Вскоре после того как Ивамото вышел из комнаты, поднялся и Кусуми. Интуиция была развита у него удивительно остро, он мгновенно улавливал настроения своего шефа. Но вместо того чтобы попытаться остановить Хиросэ, он спешил сам поскорее ретироваться, чтобы не мешать хозяину, как верный вассал, всегда готовый вовремя удалиться и тем услужить своему господину.
Перебрасываясь с Кусуми несколькими фразами насчет дел, которые предстояло выполнить завтра, Хиросэ пошел проводить его до прихожей. Когда Хиросэ вернулся, Асако одна стояла в углу веранды, захватив руками рукава своего кимоно. Из глубины дома доносился детский плач вперемежку со звуками колыбельной, которую пел Ивамото. Голос у него был грубый, пел он с натугой, фальшивя. Это жалобное пение, казалось, выражало печальную драму, разыгрывавшуюся в его семье.
— Вы сказали, что собираетесь поступить на работу, но хорошую службу найти сейчас нелегко...— сказал Хиросэ, расхаживая рядом с Асако по веранде.
— В самом деле? Но это ужасно! Тогда я, право, не знаю, как быть!
— Ну, покамест вы могли бы помочь мне в предвыборной работе.
— Ах, как я рада! — госпожа Ивамото снизу вверх взглянула на Хиросэ и непринужденным, привычным движением прижалась к нему.— Но только когда выборы кончатся, тогда я уже не буду больше нужна, да? — с чисто женской хитростью спросила она, пытаясь выведать, что на уме у мужчины.
'— Ничего, к тому времени что-нибудь придумаем.
— Значит, вы позаботитесь обо мне?
Хиросэ, не отвечая, обхватил ее за талию и с силой притянул к себе. Его рука, просунутая под мышку, ощутила прикосновение полной груди. Тело у нее было мягкое, податливое, как у моллюска, способное принять любую форму в объятиях мужчины. От нее исходил одуряюще сильный запах косметики. Женщина, съежившись, засмеялась тихим грудным смехом.
— Щекотно, пустите! Нехороший!
— Разве я нехороший?
— Ведь у вас же есть возлюбленная! Я знаю, я слышала!
Хиросэ пренебрежительно фыркнул.
Детский плач в глубине дома затих, жалобная колыбельная песня, которую распевал Ивамото, доносилась теперь из сада. Очевидно, он расхаживал по саду, держа ребенка на руках.
Голос постепенно приближался и раздавался теперь у самой веранды.
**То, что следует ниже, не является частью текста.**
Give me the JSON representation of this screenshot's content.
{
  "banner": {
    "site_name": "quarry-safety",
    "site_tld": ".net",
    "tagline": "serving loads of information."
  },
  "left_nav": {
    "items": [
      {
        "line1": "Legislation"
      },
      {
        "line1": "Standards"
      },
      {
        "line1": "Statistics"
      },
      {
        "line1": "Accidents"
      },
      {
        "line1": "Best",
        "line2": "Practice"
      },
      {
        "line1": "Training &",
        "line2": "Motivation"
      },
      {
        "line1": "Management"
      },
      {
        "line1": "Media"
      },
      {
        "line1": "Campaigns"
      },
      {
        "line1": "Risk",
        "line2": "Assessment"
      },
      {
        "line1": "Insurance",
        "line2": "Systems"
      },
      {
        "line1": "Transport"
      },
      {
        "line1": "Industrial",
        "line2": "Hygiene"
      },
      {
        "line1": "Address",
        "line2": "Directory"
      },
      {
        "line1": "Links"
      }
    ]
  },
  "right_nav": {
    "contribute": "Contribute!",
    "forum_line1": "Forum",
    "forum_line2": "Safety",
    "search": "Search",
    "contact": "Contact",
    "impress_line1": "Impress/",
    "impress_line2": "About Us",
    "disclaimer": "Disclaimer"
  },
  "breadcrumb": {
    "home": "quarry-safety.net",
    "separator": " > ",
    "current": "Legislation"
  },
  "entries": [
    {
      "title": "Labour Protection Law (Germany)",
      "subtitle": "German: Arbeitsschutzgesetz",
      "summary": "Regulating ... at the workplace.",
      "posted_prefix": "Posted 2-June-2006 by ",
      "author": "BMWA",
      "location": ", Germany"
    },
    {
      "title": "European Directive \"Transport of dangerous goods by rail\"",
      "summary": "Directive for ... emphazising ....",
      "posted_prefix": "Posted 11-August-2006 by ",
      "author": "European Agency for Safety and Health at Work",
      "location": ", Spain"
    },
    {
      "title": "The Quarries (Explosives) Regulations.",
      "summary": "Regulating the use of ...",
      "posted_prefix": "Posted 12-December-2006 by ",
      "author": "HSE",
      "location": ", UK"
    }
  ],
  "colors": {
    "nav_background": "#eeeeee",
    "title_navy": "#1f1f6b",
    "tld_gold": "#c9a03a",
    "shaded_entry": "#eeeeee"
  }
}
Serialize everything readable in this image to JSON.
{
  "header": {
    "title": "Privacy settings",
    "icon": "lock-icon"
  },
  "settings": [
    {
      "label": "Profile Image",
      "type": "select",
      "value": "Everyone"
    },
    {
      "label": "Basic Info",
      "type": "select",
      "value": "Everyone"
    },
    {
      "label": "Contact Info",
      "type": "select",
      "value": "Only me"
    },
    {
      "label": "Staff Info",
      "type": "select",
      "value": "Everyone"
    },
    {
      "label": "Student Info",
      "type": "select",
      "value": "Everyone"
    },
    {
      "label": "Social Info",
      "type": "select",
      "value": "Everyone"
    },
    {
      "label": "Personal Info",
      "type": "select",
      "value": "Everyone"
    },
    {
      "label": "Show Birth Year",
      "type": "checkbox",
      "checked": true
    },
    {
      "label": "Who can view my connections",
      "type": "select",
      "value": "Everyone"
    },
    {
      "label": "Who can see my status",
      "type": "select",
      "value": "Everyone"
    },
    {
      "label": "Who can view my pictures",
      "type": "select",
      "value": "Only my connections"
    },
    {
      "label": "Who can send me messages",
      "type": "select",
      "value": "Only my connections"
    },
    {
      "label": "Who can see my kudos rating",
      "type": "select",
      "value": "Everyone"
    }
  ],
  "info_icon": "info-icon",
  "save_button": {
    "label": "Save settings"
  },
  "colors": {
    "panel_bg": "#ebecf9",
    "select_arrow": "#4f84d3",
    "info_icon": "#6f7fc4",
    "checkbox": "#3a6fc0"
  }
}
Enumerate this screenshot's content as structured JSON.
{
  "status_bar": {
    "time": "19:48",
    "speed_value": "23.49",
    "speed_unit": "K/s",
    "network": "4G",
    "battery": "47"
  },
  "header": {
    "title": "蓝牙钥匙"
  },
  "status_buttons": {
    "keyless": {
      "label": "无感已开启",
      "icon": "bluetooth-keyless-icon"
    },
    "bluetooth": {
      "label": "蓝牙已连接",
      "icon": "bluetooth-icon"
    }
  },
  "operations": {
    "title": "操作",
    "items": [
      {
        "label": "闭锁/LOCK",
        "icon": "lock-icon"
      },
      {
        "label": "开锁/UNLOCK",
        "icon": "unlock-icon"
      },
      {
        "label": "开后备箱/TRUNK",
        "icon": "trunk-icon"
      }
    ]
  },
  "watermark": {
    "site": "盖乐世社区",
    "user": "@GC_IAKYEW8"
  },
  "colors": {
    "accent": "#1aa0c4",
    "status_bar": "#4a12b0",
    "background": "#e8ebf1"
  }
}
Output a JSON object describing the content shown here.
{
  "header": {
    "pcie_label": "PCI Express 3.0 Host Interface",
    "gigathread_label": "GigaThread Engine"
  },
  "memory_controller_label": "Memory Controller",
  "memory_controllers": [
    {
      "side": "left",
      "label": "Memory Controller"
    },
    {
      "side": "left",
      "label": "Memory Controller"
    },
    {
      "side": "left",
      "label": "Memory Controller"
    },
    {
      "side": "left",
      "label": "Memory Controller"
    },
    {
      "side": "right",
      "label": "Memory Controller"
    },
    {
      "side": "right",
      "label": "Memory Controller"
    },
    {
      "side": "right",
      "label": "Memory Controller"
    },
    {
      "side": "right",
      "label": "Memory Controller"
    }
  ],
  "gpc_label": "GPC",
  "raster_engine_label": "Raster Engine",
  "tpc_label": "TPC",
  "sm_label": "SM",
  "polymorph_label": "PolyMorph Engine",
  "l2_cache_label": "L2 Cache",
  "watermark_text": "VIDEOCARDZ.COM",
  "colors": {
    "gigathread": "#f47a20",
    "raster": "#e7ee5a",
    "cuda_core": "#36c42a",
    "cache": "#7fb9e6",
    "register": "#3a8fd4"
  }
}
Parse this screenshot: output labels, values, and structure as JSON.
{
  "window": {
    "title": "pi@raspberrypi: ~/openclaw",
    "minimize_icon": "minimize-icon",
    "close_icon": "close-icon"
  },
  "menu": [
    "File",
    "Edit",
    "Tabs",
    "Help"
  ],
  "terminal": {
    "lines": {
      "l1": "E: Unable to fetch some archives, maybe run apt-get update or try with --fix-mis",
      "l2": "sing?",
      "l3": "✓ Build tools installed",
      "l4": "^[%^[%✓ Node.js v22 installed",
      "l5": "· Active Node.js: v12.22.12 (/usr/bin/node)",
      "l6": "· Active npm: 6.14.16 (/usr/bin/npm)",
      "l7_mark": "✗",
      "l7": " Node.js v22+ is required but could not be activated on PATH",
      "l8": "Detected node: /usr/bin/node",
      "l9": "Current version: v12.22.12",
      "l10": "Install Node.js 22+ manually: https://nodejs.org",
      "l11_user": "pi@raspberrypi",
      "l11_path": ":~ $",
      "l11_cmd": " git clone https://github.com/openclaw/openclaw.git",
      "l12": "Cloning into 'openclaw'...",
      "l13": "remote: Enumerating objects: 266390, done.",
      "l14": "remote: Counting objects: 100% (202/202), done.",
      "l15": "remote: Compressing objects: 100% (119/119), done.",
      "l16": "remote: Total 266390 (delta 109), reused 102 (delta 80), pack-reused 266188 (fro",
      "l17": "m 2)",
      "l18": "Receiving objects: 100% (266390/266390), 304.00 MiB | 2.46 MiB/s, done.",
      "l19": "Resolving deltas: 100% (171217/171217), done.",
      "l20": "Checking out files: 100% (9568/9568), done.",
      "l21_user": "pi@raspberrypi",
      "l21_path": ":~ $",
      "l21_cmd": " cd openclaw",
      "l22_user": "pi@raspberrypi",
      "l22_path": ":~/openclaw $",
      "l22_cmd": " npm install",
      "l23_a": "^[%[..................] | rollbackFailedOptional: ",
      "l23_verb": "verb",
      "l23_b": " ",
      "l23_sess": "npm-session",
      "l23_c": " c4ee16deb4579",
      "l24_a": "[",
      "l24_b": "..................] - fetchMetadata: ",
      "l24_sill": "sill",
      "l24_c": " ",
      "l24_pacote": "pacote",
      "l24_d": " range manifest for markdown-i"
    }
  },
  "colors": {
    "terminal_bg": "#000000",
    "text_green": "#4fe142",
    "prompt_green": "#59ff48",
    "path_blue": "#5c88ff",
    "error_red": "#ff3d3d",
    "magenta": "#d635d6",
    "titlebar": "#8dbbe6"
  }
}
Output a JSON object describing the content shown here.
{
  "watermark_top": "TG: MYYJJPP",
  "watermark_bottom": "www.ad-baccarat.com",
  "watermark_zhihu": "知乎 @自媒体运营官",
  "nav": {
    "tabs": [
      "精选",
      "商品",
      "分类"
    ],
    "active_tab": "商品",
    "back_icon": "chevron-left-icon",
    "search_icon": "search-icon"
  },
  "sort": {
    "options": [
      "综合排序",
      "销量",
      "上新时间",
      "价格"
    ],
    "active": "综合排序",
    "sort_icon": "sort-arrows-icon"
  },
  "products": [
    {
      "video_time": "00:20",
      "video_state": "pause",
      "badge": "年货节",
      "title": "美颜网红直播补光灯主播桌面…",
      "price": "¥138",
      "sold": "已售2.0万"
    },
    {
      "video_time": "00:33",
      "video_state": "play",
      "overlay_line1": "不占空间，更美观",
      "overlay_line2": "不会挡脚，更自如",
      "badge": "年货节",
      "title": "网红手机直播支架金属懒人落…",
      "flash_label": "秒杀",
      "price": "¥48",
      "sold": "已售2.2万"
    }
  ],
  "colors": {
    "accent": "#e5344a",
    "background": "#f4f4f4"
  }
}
На веранде, отделенная от мужа одними лишь ставнями, женщина игриво хихикала в объятиях Хиросэ.
Дня через два, опять-таки вечером, в той же комнате, за сакэ Дзюдзиро Хиросэ обсуждал с Иосидзо Кусуми ход предвыборной кампании. Ивамото тоже присутствовал. Он пил мало, так как не особенно любил сакэ, зато подбирал недокуренные сигареты Хиросэ, крошил окурки в трубку и курил. Казалось, он полностью утратил всякую гордость, всякое достоинство. Его жены в комнате не было.